Fahndungserfolg in Herne: Die Kripo Bochum hat dank Hinweisen aus der Bevölkerung zwei Tatverdächtige identifiziert, die einen Busfahrer angegriffen haben…
Gute Nachrichten aus Herne: Die Öffentlichkeitsfahndung der Kriminalpolizei Bochum hat sich ausgezahlt! Dank zahlreicher sachdienlicher Hinweise aus der Bevölkerung konnten zwei Tatverdächtige nach einem Körperverletzungsdelikt am Busbahnhof Herne erfolgreich identifiziert werden. Die Fahndung ist damit abgeschlossen – und die veröffentlichten Fotos sollen laut Polizei nicht mehr weiter genutzt werden.1
Zurück zum Tatgeschehen: Am 29. Januar 2026 sollen zwei Jugendliche im Alter von 17 und 18 Jahren am Busbahnhof in Herne auf einen Busfahrer eingeschlagen haben. Der Auslöser? Der Fahrer hatte die Gruppe zuvor aufgefordert, ihre Tickets vorzuzeigen – eine völlig normale und berechtigte Aufforderung. Was folgte, war alles andere als normal: Die Situation eskalierte, und der Busfahrer wurde körperlich angegriffen.1
Die Kripo Bochum hatte daraufhin mit Fotos öffentlich nach den Tatverdächtigen gefahndet.

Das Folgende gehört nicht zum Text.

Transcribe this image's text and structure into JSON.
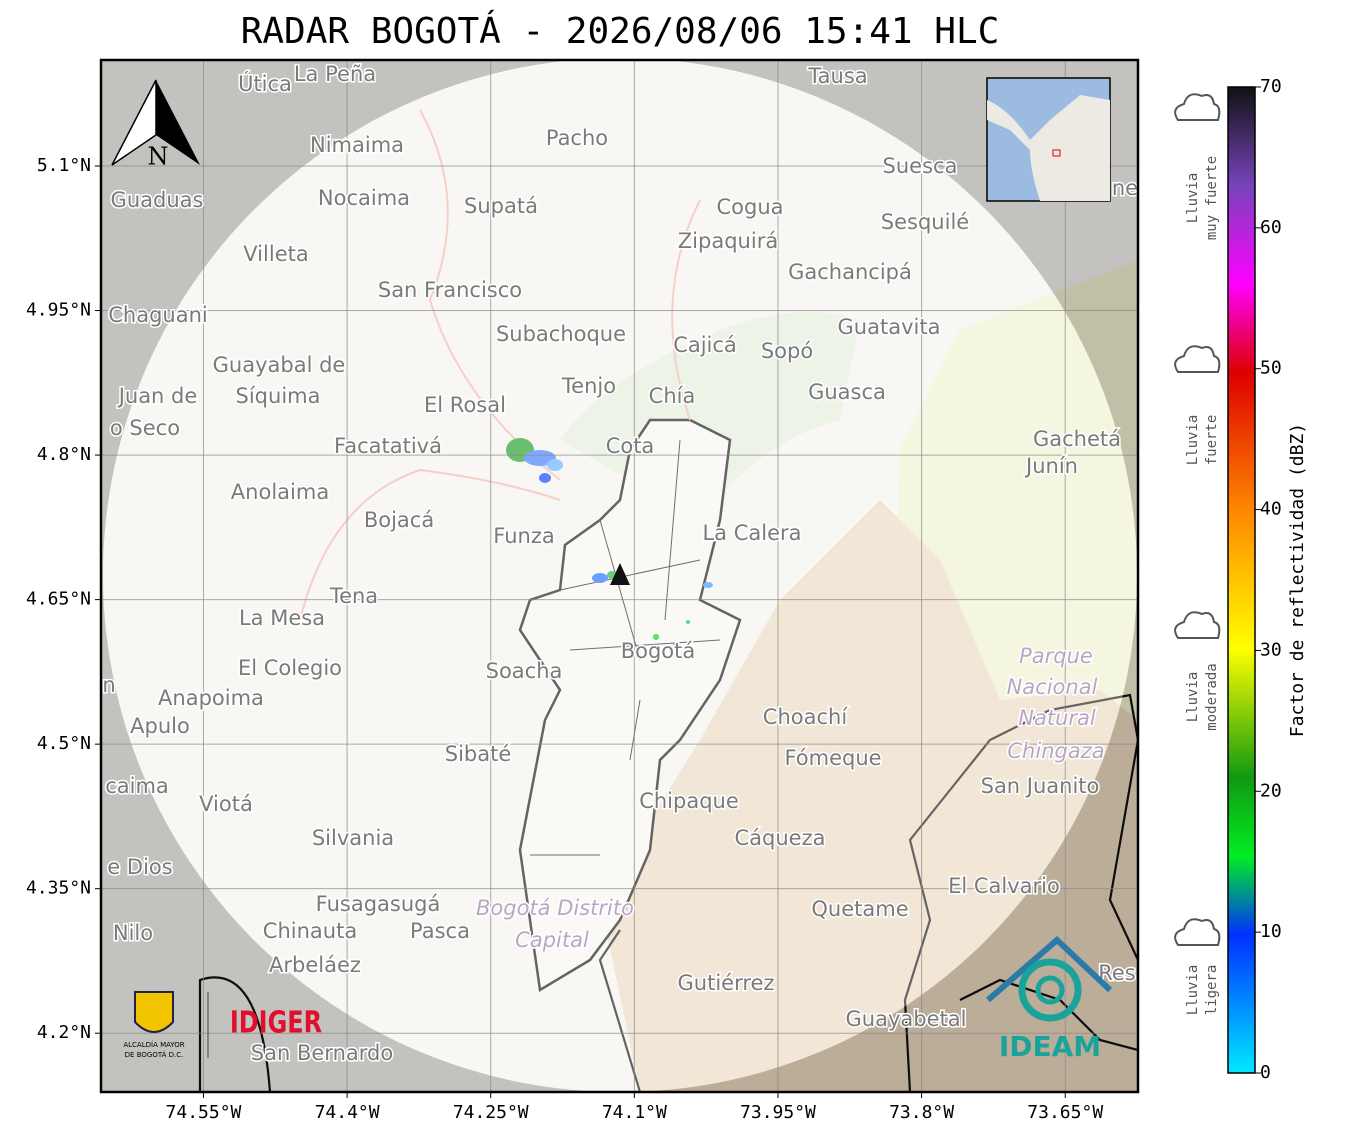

Und die Community hat geliefert: Durch die eingehenden Hinweise konnten beide Jugendlichen aus Herne ermittelt werden.1
Dieser Fall zeigt einmal mehr, wie wichtig die Unterstützung der Bevölkerung für die Polizeiarbeit ist. Ähnlich lief es auch bei der Fahndung nach Fußball-Krawallen in Bochum: Wie wir in einem früheren Beitrag berichtet haben, suchte die Bochumer Polizei nach gewaltsamen Vorfällen rund um ein Fußballspiel zwischen VfL Bochum und Hannover 96 öffentlich nach einem Verdächtigen – auch dort war die Mithilfe der Menschen gefragt.2 Es ist beeindruckend zu sehen, wie viel die Bevölkerung mit einem gezielten Hinweis bewegen kann.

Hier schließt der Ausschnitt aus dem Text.